Not only does capsaicin help your heart, but it can also boost your metabolism, promoting weight loss and burning belly fat. Studies indicate that eating chilies with your food results in you eating less.

Recent studies suggest that capsaicin can act as a cancer preventive agent, reducing the risks of gastrointestinal cancers. More study is required to see if it helps kill cancer cells.

Effects on the Microbiome?

If you read last month’s health article on the Microbiome, you might be interested in the effects of spiciness on this. One hypothesis states that consuming capsaicin may enrich the gut microbiota in bacteria, while another suggests it can affect the growth of certain bacteria in the gut and change the diversity and abundance of different microbial species. However, over time, gut flora can develop a resistance to these molecules. I would advise then to gradually increase the amount you consume; like everything, it’s safer in moderation. But what if you’re not into moderation? This leads us onto

The Bad Effects of Eating Too many Chilies.

I know it can often be a macho thing to demonstrate how hot you can go and how many you can eat. But unless you’ve been eating these blighters for some time and have built up some resistance, here are some things to consider.

Capsaicin can irritate the digestive tract, leading to heartburn, acid reflux, stomach cramps, diarrhea, and even nausea and vomiting. If you already have stomach ulcers, you would probably realize that eating spicy isn’t a good idea. Combined with the recent hot weather, too many chilies can lead to overheating, leading to excessive sweating. The raised body temperature will also make it harder to fall asleep. Also, irritation to the mouth and eyes and other places can cause burning. So be very careful if handling chilies to not touch your eyes; chili in the eye is no joke.
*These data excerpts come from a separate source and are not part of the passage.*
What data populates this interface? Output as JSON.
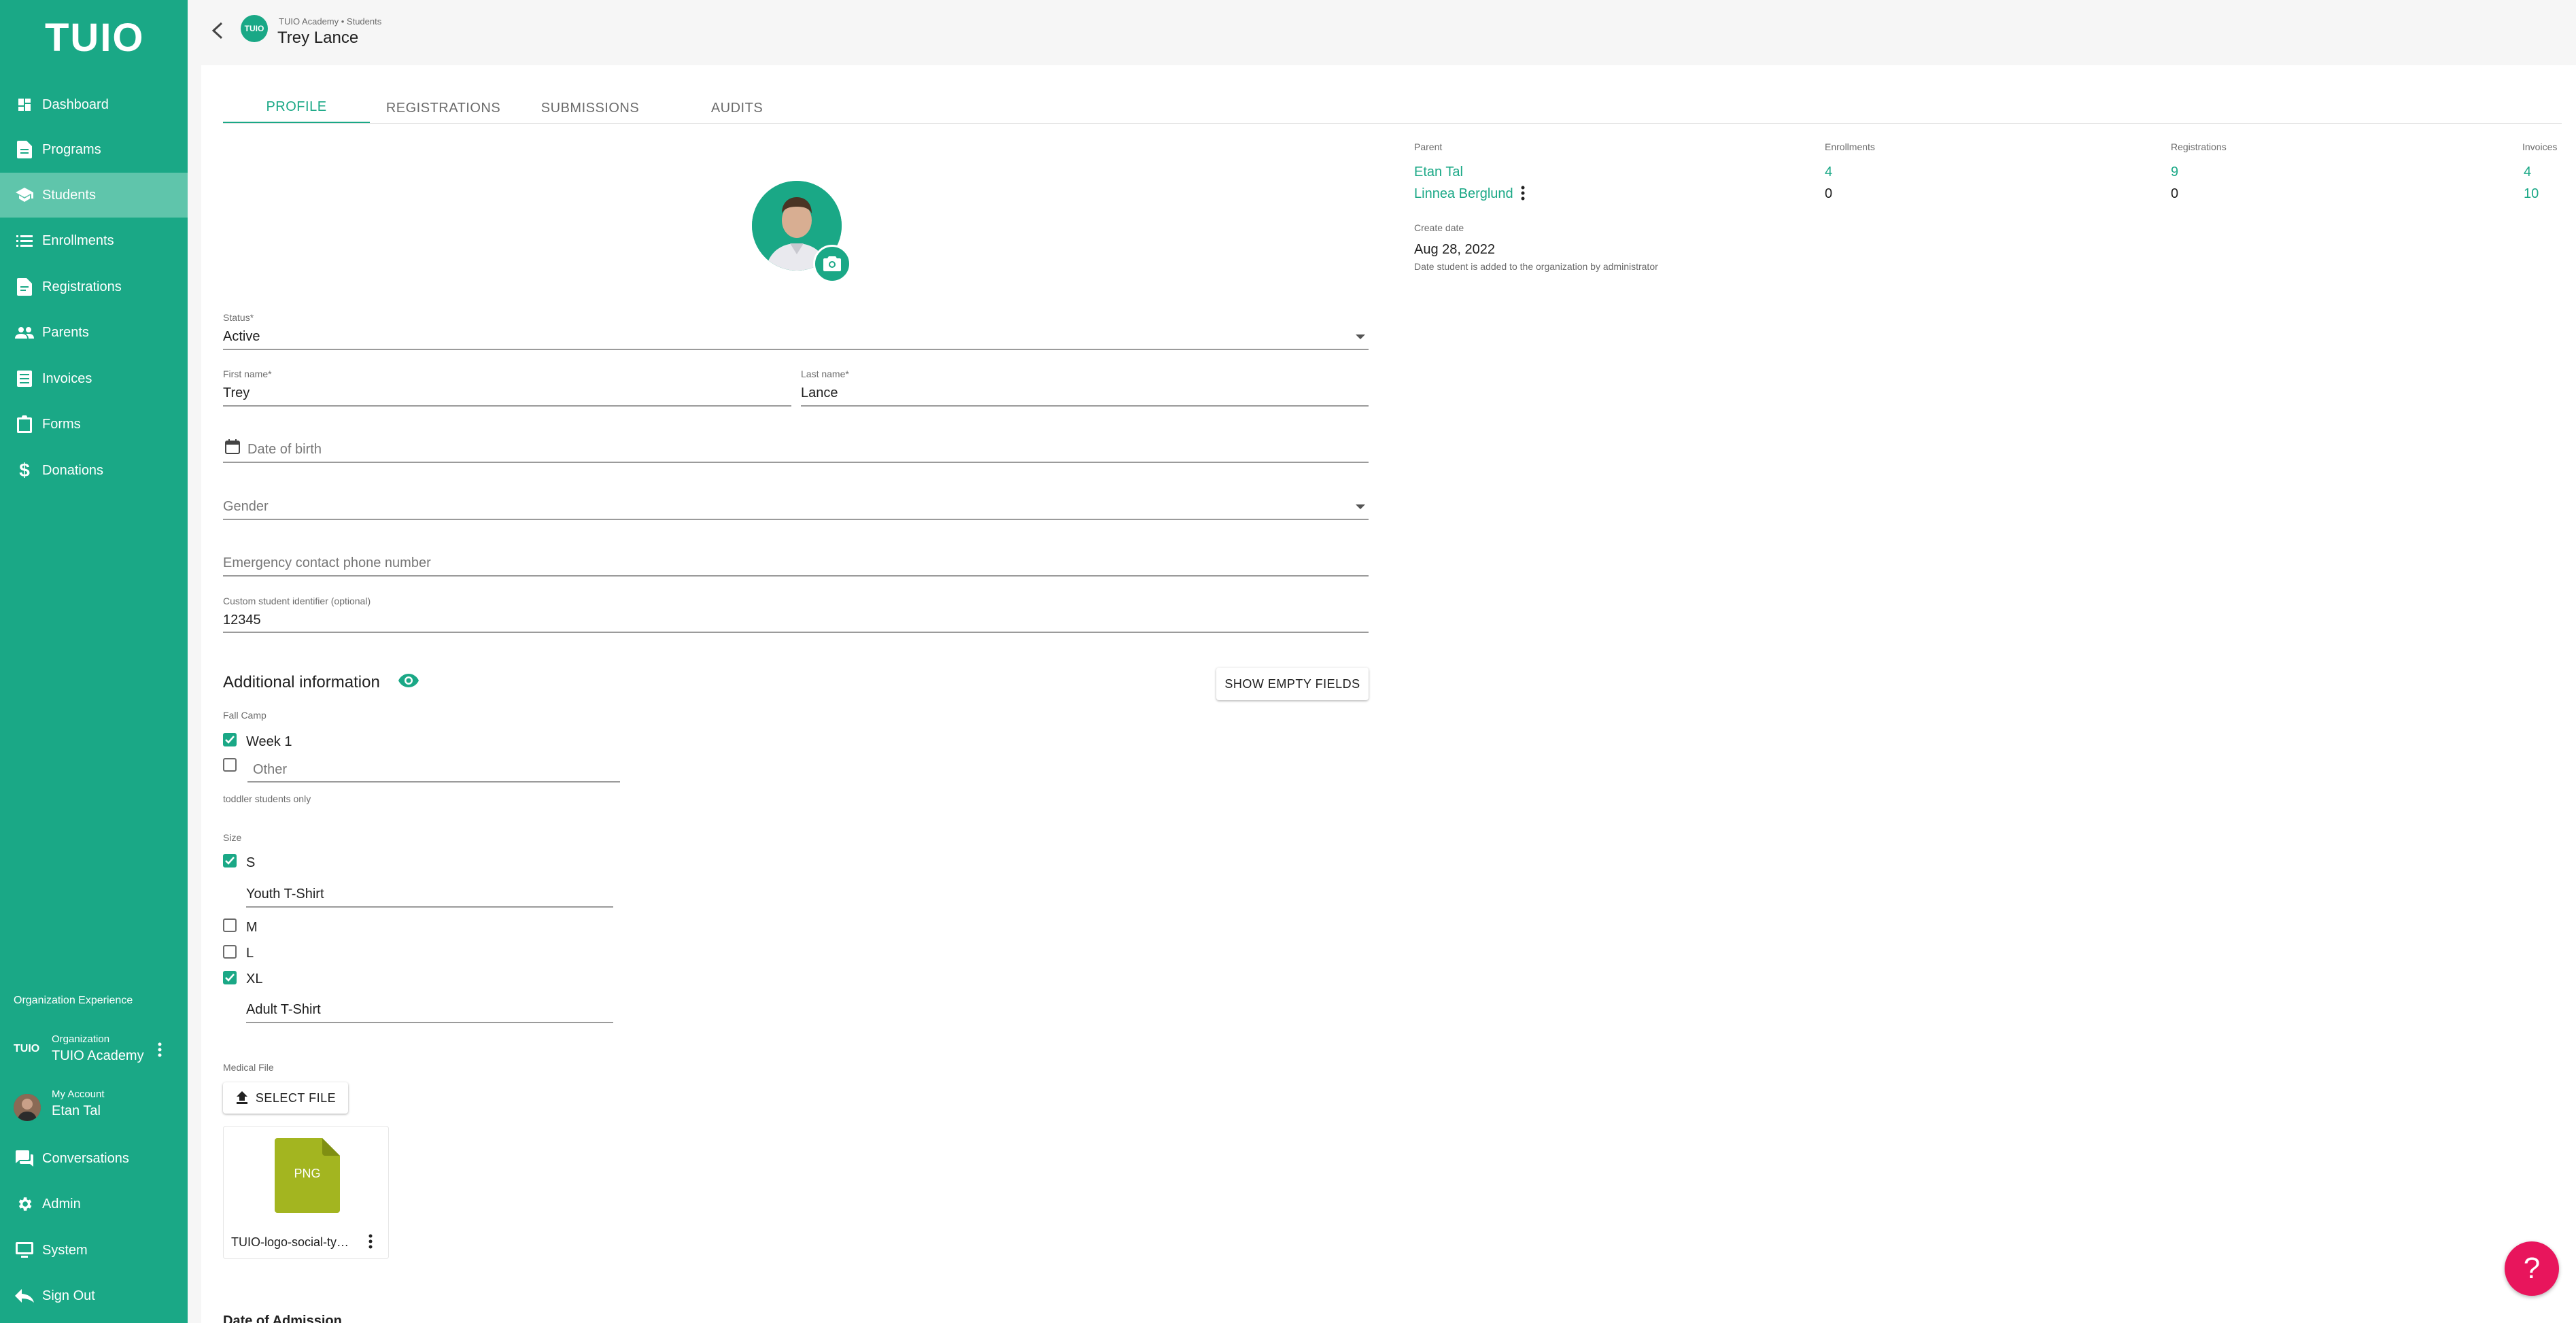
{
  "sidebar": {
    "logo": "TUIO",
    "items": [
      {
        "label": "Dashboard",
        "icon": "dashboard-icon"
      },
      {
        "label": "Programs",
        "icon": "programs-icon"
      },
      {
        "label": "Students",
        "icon": "students-icon",
        "active": true
      },
      {
        "label": "Enrollments",
        "icon": "list-icon"
      },
      {
        "label": "Registrations",
        "icon": "registrations-icon"
      },
      {
        "label": "Parents",
        "icon": "people-icon"
      },
      {
        "label": "Invoices",
        "icon": "invoice-icon"
      },
      {
        "label": "Forms",
        "icon": "clipboard-icon"
      },
      {
        "label": "Donations",
        "icon": "dollar-icon"
      }
    ],
    "org_experience": "Organization Experience",
    "org_logo": "TUIO",
    "org_label": "Organization",
    "org_name": "TUIO Academy",
    "account_label": "My Account",
    "account_name": "Etan Tal",
    "bottom_items": [
      {
        "label": "Conversations",
        "icon": "chat-icon"
      },
      {
        "label": "Admin",
        "icon": "gear-icon"
      },
      {
        "label": "System",
        "icon": "monitor-icon"
      },
      {
        "label": "Sign Out",
        "icon": "sign-out-icon"
      }
    ]
  },
  "header": {
    "logo_text": "TUIO",
    "breadcrumb": "TUIO Academy • Students",
    "title": "Trey Lance"
  },
  "tabs": [
    "PROFILE",
    "REGISTRATIONS",
    "SUBMISSIONS",
    "AUDITS"
  ],
  "form": {
    "status_label": "Status*",
    "status_value": "Active",
    "first_name_label": "First name*",
    "first_name_value": "Trey",
    "last_name_label": "Last name*",
    "last_name_value": "Lance",
    "dob_placeholder": "Date of birth",
    "gender_placeholder": "Gender",
    "emergency_placeholder": "Emergency contact phone number",
    "custom_id_label": "Custom student identifier (optional)",
    "custom_id_value": "12345"
  },
  "additional": {
    "title": "Additional information",
    "show_empty_label": "SHOW EMPTY FIELDS",
    "fall_camp_label": "Fall Camp",
    "week1_label": "Week 1",
    "other_placeholder": "Other",
    "fall_camp_help": "toddler students only",
    "size_label": "Size",
    "size_s": "S",
    "size_s_note": "Youth T-Shirt",
    "size_m": "M",
    "size_l": "L",
    "size_xl": "XL",
    "size_xl_note": "Adult T-Shirt",
    "medical_file_label": "Medical File",
    "select_file_label": "SELECT FILE",
    "file_type": "PNG",
    "file_name": "TUIO-logo-social-type.png",
    "file_color": "#a3b520",
    "date_admission_label": "Date of Admission"
  },
  "right_panel": {
    "parent_header": "Parent",
    "enrollments_header": "Enrollments",
    "registrations_header": "Registrations",
    "invoices_header": "Invoices",
    "parents": [
      {
        "name": "Etan Tal",
        "enrollments": "4",
        "registrations": "9",
        "invoices": "4"
      },
      {
        "name": "Linnea Berglund",
        "enrollments": "0",
        "registrations": "0",
        "invoices": "10"
      }
    ],
    "create_date_label": "Create date",
    "create_date_value": "Aug 28, 2022",
    "create_date_help": "Date student is added to the organization by administrator"
  },
  "help_fab": "?",
  "colors": {
    "brand": "#1aa886",
    "sidebar_active": "#5fc5ab",
    "fab": "#e8155c"
  }
}
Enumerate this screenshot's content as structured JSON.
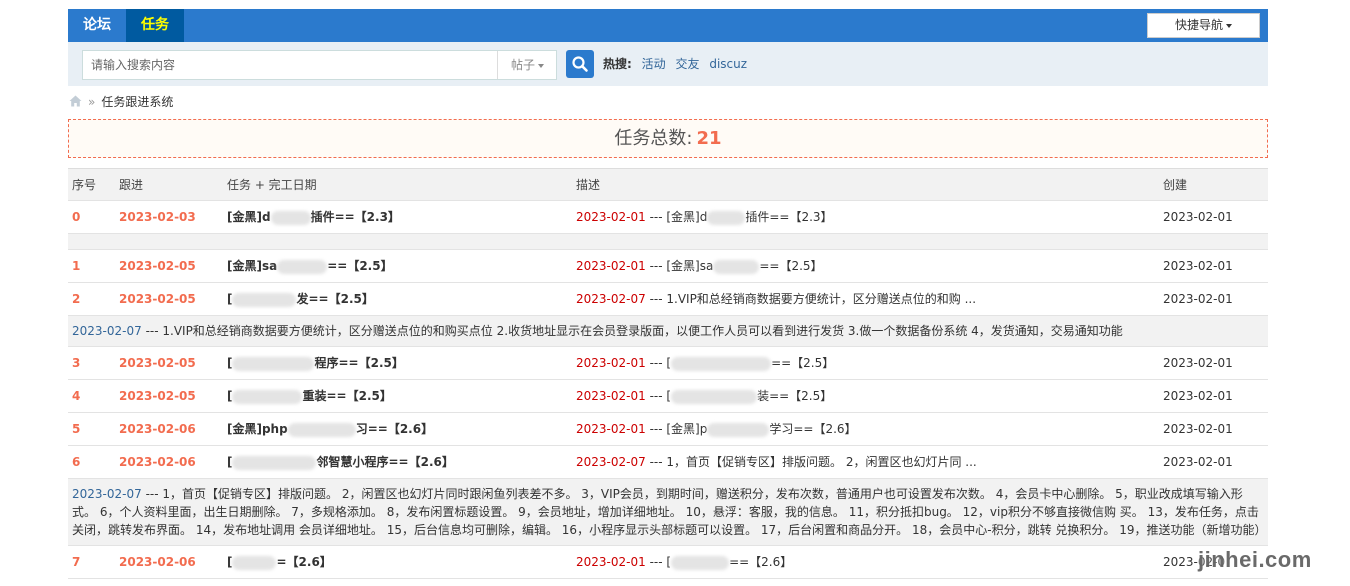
{
  "nav": {
    "forum_label": "论坛",
    "task_label": "任务",
    "quicknav_label": "快捷导航"
  },
  "search": {
    "placeholder": "请输入搜索内容",
    "type_label": "帖子",
    "hot_label": "热搜:",
    "hot_terms": [
      "活动",
      "交友",
      "discuz"
    ]
  },
  "breadcrumb": {
    "current": "任务跟进系统",
    "sep": "»"
  },
  "summary": {
    "label": "任务总数:",
    "count": "21"
  },
  "table": {
    "headers": {
      "idx": "序号",
      "follow": "跟进",
      "task": "任务 + 完工日期",
      "desc": "描述",
      "created": "创建"
    },
    "rows": [
      {
        "idx": "0",
        "follow": "2023-02-03",
        "task_a": "[金黑]d",
        "task_b": "插件==【2.3】",
        "desc_date": "2023-02-01",
        "desc_a": " --- [金黑]d",
        "desc_b": "插件==【2.3】",
        "created": "2023-02-01"
      },
      {
        "idx": "1",
        "follow": "2023-02-05",
        "task_a": "[金黑]sa",
        "task_b": "==【2.5】",
        "desc_date": "2023-02-01",
        "desc_a": " --- [金黑]sa",
        "desc_b": "==【2.5】",
        "created": "2023-02-01"
      },
      {
        "idx": "2",
        "follow": "2023-02-05",
        "task_a": "[",
        "task_b": "发==【2.5】",
        "desc_date": "2023-02-07",
        "desc_a": " --- 1.VIP和总经销商数据要方便统计，区分赠送点位的和购 ...",
        "desc_b": "",
        "created": "2023-02-01"
      },
      {
        "idx": "3",
        "follow": "2023-02-05",
        "task_a": "[",
        "task_b": "程序==【2.5】",
        "desc_date": "2023-02-01",
        "desc_a": " --- [",
        "desc_b": "==【2.5】",
        "created": "2023-02-01"
      },
      {
        "idx": "4",
        "follow": "2023-02-05",
        "task_a": "[",
        "task_b": "重装==【2.5】",
        "desc_date": "2023-02-01",
        "desc_a": " --- [",
        "desc_b": "装==【2.5】",
        "created": "2023-02-01"
      },
      {
        "idx": "5",
        "follow": "2023-02-06",
        "task_a": "[金黑]php",
        "task_b": "习==【2.6】",
        "desc_date": "2023-02-01",
        "desc_a": " --- [金黑]p",
        "desc_b": "学习==【2.6】",
        "created": "2023-02-01"
      },
      {
        "idx": "6",
        "follow": "2023-02-06",
        "task_a": "[",
        "task_b": "邻智慧小程序==【2.6】",
        "desc_date": "2023-02-07",
        "desc_a": " --- 1，首页【促销专区】排版问题。 2，闲置区也幻灯片同 ...",
        "desc_b": "",
        "created": "2023-02-01"
      },
      {
        "idx": "7",
        "follow": "2023-02-06",
        "task_a": "[",
        "task_b": "=【2.6】",
        "desc_date": "2023-02-01",
        "desc_a": " --- [",
        "desc_b": "==【2.6】",
        "created": "2023-02-0"
      }
    ],
    "detail_2": {
      "date": "2023-02-07",
      "text": " --- 1.VIP和总经销商数据要方便统计，区分赠送点位的和购买点位 2.收货地址显示在会员登录版面，以便工作人员可以看到进行发货 3.做一个数据备份系统 4，发货通知，交易通知功能"
    },
    "detail_6": {
      "date": "2023-02-07",
      "text": " --- 1，首页【促销专区】排版问题。 2，闲置区也幻灯片同时跟闲鱼列表差不多。 3，VIP会员，到期时间，赠送积分，发布次数，普通用户也可设置发布次数。 4，会员卡中心删除。 5，职业改成填写输入形式。 6，个人资料里面，出生日期删除。 7，多规格添加。 8，发布闲置标题设置。 9，会员地址，增加详细地址。 10，悬浮：客服，我的信息。 11，积分抵扣bug。 12，vip积分不够直接微信购 买。 13，发布任务，点击 关闭，跳转发布界面。 14，发布地址调用 会员详细地址。 15，后台信息均可删除，编辑。 16，小程序显示头部标题可以设置。 17，后台闲置和商品分开。 18，会员中心-积分，跳转 兑换积分。 19，推送功能（新增功能）"
    }
  },
  "watermark": "jinhei.com",
  "colors": {
    "nav_bg": "#2b7acd",
    "nav_active": "#005aa0",
    "accent": "#f26c4f",
    "desc_date": "#cc0000"
  }
}
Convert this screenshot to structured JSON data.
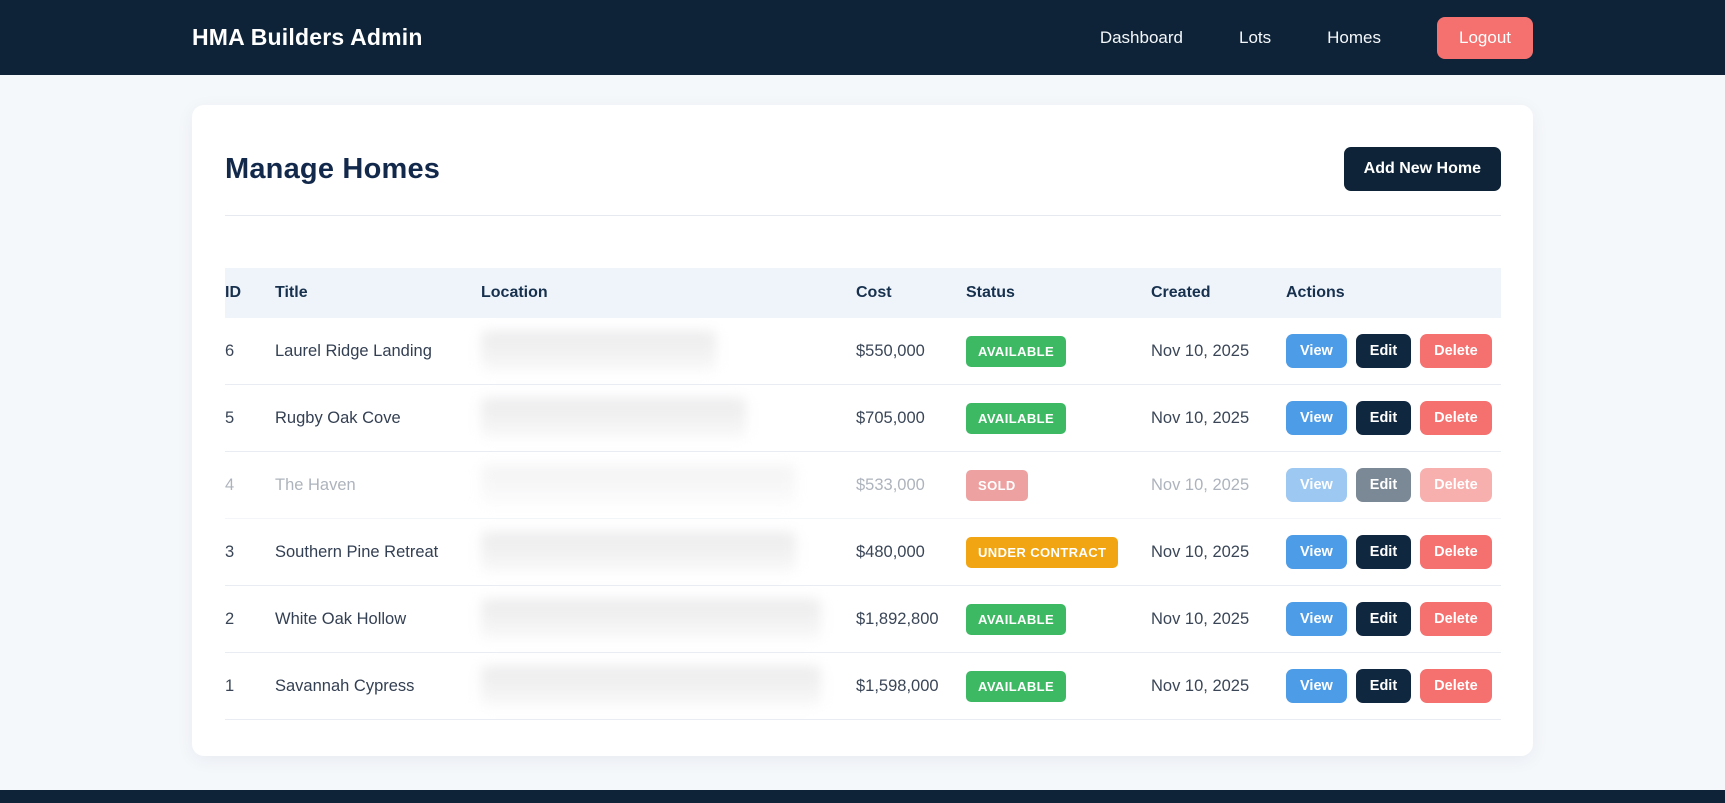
{
  "navbar": {
    "brand": "HMA Builders Admin",
    "links": [
      {
        "label": "Dashboard"
      },
      {
        "label": "Lots"
      },
      {
        "label": "Homes"
      }
    ],
    "logout_label": "Logout"
  },
  "page": {
    "title": "Manage Homes",
    "add_button_label": "Add New Home"
  },
  "table": {
    "columns": [
      "ID",
      "Title",
      "Location",
      "Cost",
      "Status",
      "Created",
      "Actions"
    ],
    "action_labels": {
      "view": "View",
      "edit": "Edit",
      "delete": "Delete"
    },
    "rows": [
      {
        "id": "6",
        "title": "Laurel Ridge Landing",
        "location_redacted": true,
        "cost": "$550,000",
        "status": "AVAILABLE",
        "created": "Nov 10, 2025"
      },
      {
        "id": "5",
        "title": "Rugby Oak Cove",
        "location_redacted": true,
        "cost": "$705,000",
        "status": "AVAILABLE",
        "created": "Nov 10, 2025"
      },
      {
        "id": "4",
        "title": "The Haven",
        "location_redacted": true,
        "cost": "$533,000",
        "status": "SOLD",
        "created": "Nov 10, 2025"
      },
      {
        "id": "3",
        "title": "Southern Pine Retreat",
        "location_redacted": true,
        "cost": "$480,000",
        "status": "UNDER CONTRACT",
        "created": "Nov 10, 2025"
      },
      {
        "id": "2",
        "title": "White Oak Hollow",
        "location_redacted": true,
        "cost": "$1,892,800",
        "status": "AVAILABLE",
        "created": "Nov 10, 2025"
      },
      {
        "id": "1",
        "title": "Savannah Cypress",
        "location_redacted": true,
        "cost": "$1,598,000",
        "status": "AVAILABLE",
        "created": "Nov 10, 2025"
      }
    ]
  },
  "colors": {
    "navbar_bg": "#0e2337",
    "accent_dark": "#102740",
    "status_available": "#3db863",
    "status_sold": "#e05656",
    "status_under_contract": "#f1a512",
    "button_view": "#4d9ce8",
    "button_delete": "#f4716f",
    "logout": "#f4716f",
    "page_bg": "#f5f8fb"
  }
}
Your savior in these dire burnouts is good old dairy products, so down some milk or yogurt!

If you do overdo it, don’t worry you will survive.

You might get worried that you’ve overdone it with the hot stuff and you start feeling terrible. But if you are in decent enough physical condition you will survive. I doubt if you will ever go as extreme as our friend Jason Rupp. who managed to eat over 100 chilies in one sitting during an eating completion. Check out his video on YouTube entitled Death Noodles! The Spiciest Food in Jakarta gone wrong! America vs. Indonesia Warung Abang Adek has over a million views on his channel. The dish they tried was called Indomie Pedas Mampus, which is about the spiciest you can eat in the world.

The worst effects were stomach pain, bad headache, high fever, chest pains, weakness

“I went over my limits and paid for it hard, I wondered if I would ever recover. But I did it took a month.”